En clair, Monsieur « Allons seulement, vroum vroum !!!! » n’a pas organisé la tricherie électorale de 2016 pour se laisser déposséder le pouvoir à l’issue d’un dialogue ! « Ce pouvoir, je l’ai eu par la force, reprenez-le si tant est que vous les ayez bien suspendues » lance-t-il à qui veut l’entendre ; lion affamé qui invite une biche d’ôter une arête au fond de sa gorge. Le malheureux prédécesseur de Sassou, Marien Ngouabi, donna à son cousin Sassou un précieux conseil qu’il a appliqué à la lettre le long de son existence : « le pouvoir est au bout du fusil. » Traduction : « il n’y a que le coup d’état comme forme de changement »

L’opposition, désemparée, ne semble pas l’avoir compris. Vivien Romain Manangou, représentant de Monsieur Brice Parfait Kolélas Yuki, propose un dialogue délocalisé. « Comme les Ivoiriens à Marcoussy ». Manangou omet de préciser que les Ivoiriens s’entre-déchirèrent chez eux une fois rentrés de Marcoussy. Au plus fort de la guerre civile en 1997 les Congolais délocalisèrent le dialogue à Libreville, chez le beau-fils Bongo. Résultat : Sassou roula son monde dans la farine.

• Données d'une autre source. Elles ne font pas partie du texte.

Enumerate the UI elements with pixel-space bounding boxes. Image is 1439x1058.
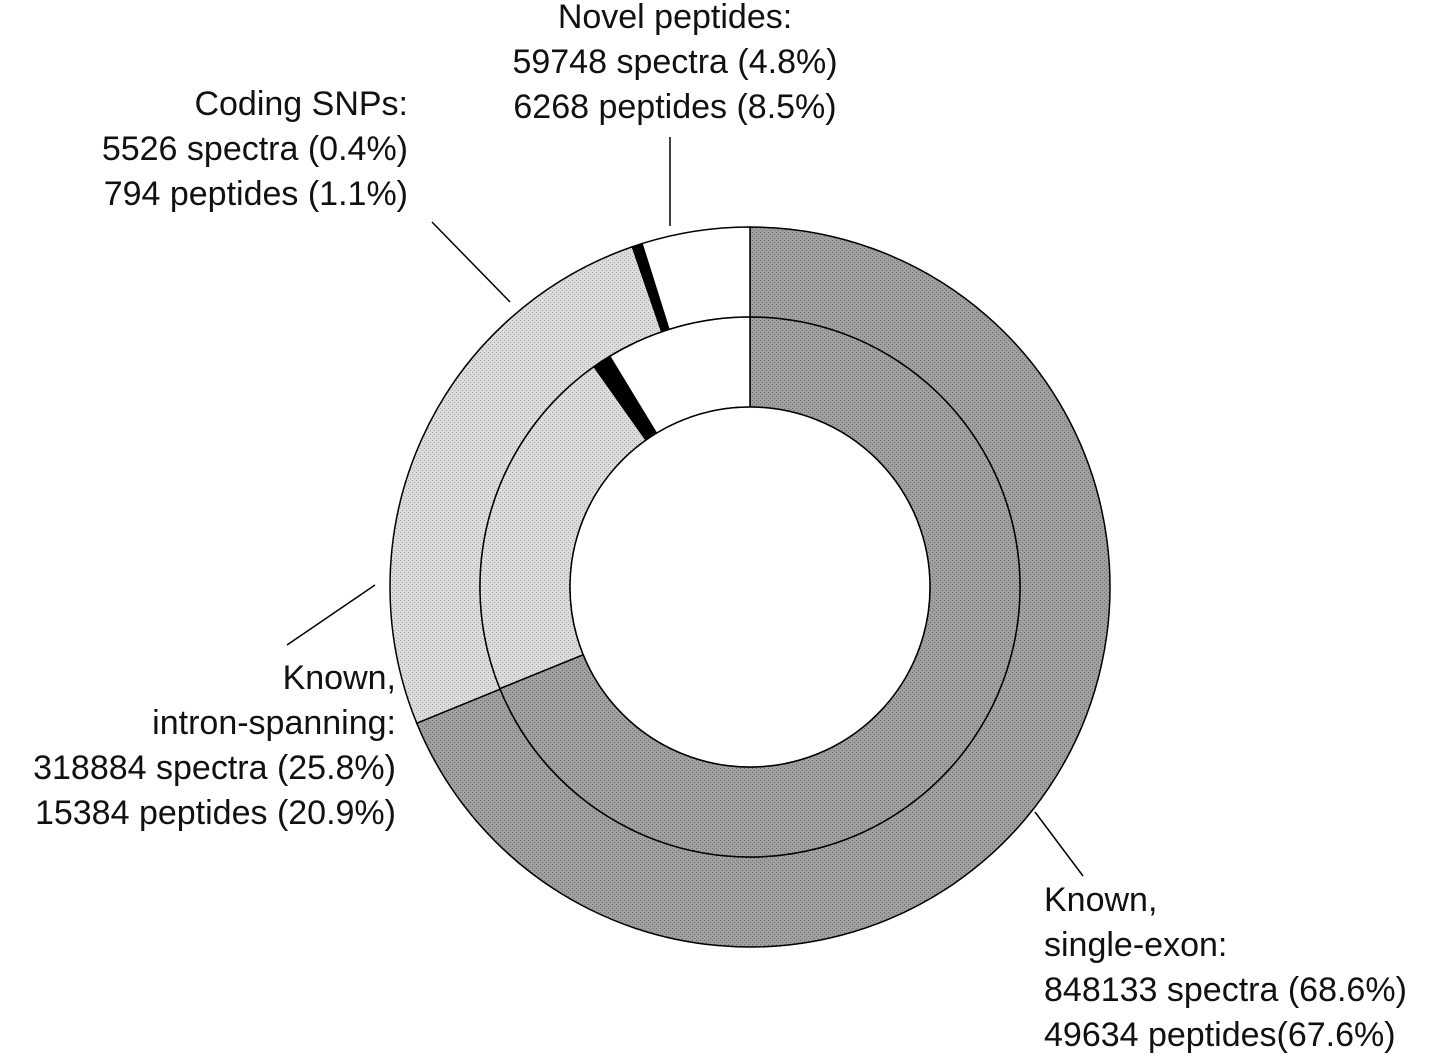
label-snp-peptides: 794 peptides (1.1%) (103, 175, 408, 213)
label-single-line2: single-exon: (1044, 926, 1228, 964)
donut-hole (569, 406, 931, 768)
leader-intron-spanning (286, 584, 376, 646)
label-novel-peptides: 6268 peptides (8.5%) (513, 88, 837, 126)
label-known-intron-spanning: Known, intron-spanning: 318884 spectra (… (0, 656, 396, 836)
label-snp-spectra: 5526 spectra (0.4%) (101, 130, 408, 168)
label-snp-title: Coding SNPs: (194, 85, 408, 123)
label-intron-spectra: 318884 spectra (25.8%) (33, 749, 396, 787)
label-coding-snps: Coding SNPs: 5526 spectra (0.4%) 794 pep… (40, 82, 408, 217)
label-intron-peptides: 15384 peptides (20.9%) (34, 794, 396, 832)
leader-lines (286, 137, 1084, 877)
label-known-single-exon: Known, single-exon: 848133 spectra (68.6… (1044, 878, 1434, 1058)
leader-single-exon (1034, 811, 1084, 877)
label-novel-spectra: 59748 spectra (4.8%) (512, 43, 838, 81)
label-single-spectra: 848133 spectra (68.6%) (1044, 971, 1407, 1009)
label-single-peptides: 49634 peptides(67.6%) (1044, 1016, 1396, 1054)
label-single-line1: Known, (1044, 881, 1158, 919)
label-intron-line1: Known, (282, 659, 396, 697)
label-intron-line2: intron-spanning: (152, 704, 396, 742)
label-novel-title: Novel peptides: (557, 0, 793, 36)
leader-coding-snps (431, 221, 511, 303)
label-novel-peptides: Novel peptides: 59748 spectra (4.8%) 626… (470, 0, 880, 130)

Le mot juste a été trouvé par Andréa Papus Ngombet Malewa, représentant de la société civile (collectif Sassoufit) : « on veut un dialogue sans le dictateur Sassou dont la peau servira de parchemin, le crâne d’encrier, son sang d’encre, sa bouche de porte-plume . »
J’ajoute : « sa dépouille servira d’humus où fleurira la démocratie. »

Oui, pour changer d’état, il faut un coup d’état.